Another challenge is that experiments these days involve multi-omics data. These different data types, although they are all from a single experiment, might be stored in different databases. How is a user then easily able to access all those different data types? At the moment this still presents a significant obstacle, so I would encourage anyone to support initiatives like ELIXIR and FAIR and to lobby on this issue for more funding to try to enhance the accessibility of data.

Once standards have been realised we can apply much more effective valuation and contextulisation in order to unify multi-omics datasets. 

Q: How can Eagle’s e[datascientist] help researchers channel the data deluge into actionable insights?

A user could come to the system and ask the question ‘Which skin microbiome is associated with dandruff?’ in order to help them develop a treatment for that condition.

In that situation they would want to find out which scalp microbiome sets are available and if there are any pre-existing data in this area which they can look at. Currently this is difficult for researchers. The Eagle Genomics platform makes this easier by integrating in-house datasets with other relevant data identified in open source databases.

The platform will also provide the capability to identify any existing analysis results which other researchers have produced using this data.
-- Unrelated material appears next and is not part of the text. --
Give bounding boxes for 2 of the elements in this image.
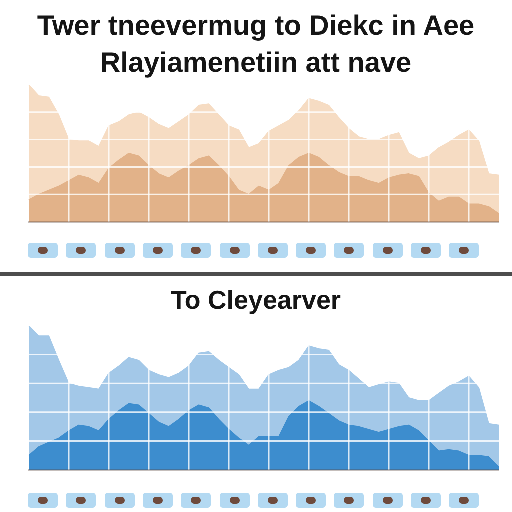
chart-title: Twer tneevermug to Diekc in Aee Rlayiamenetiin att nave bbox=[36, 9, 476, 80]
chart-title: To Cleyearver bbox=[170, 285, 342, 315]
Within the platform a user will then be able to run analysis pipelines on their chosen data and follow that up with statistical analyses.e[datascientist]

Visulisation of the e[datascientist] from big data to insight

A user will be able to go end-to-end, from collating the starting data to discovering biological insights. We want to help model the knowledge that is already out there so that researchers, including non-data-science-experts, can really simply and quickly find the relevant, scientifically valid data which answers their questions.

Q: What are your hopes for the advancement of data analysis within the life sciences?

It’s difficult to say. I’ve already seen so many things happen in the field which I didn’t expect. I remember when the E.coli genome was sequenced and that was a massive deal, every time a new genome was sequenced it was very exciting. Nowadays it's just trivial!

When I did my PhD I worked on a bacterium that hadn’t been sequenced. If we’d had the genome sequence we could have probably done my whole PhD in a couple of months!

It can still be a struggle for scientists to find the information that they really need, or to even know that it exists in the first place. That's something Eagle Genomics is committed to resolving with the e[datascientist] platform.

The more we can do to make a lab scientist's life simpler and give them what they need to do their job, the better. If you can speed somebody’s work up from two weeks to five minutes, that’s more experimental work they can be doing in order to develop novel treatments and solutions.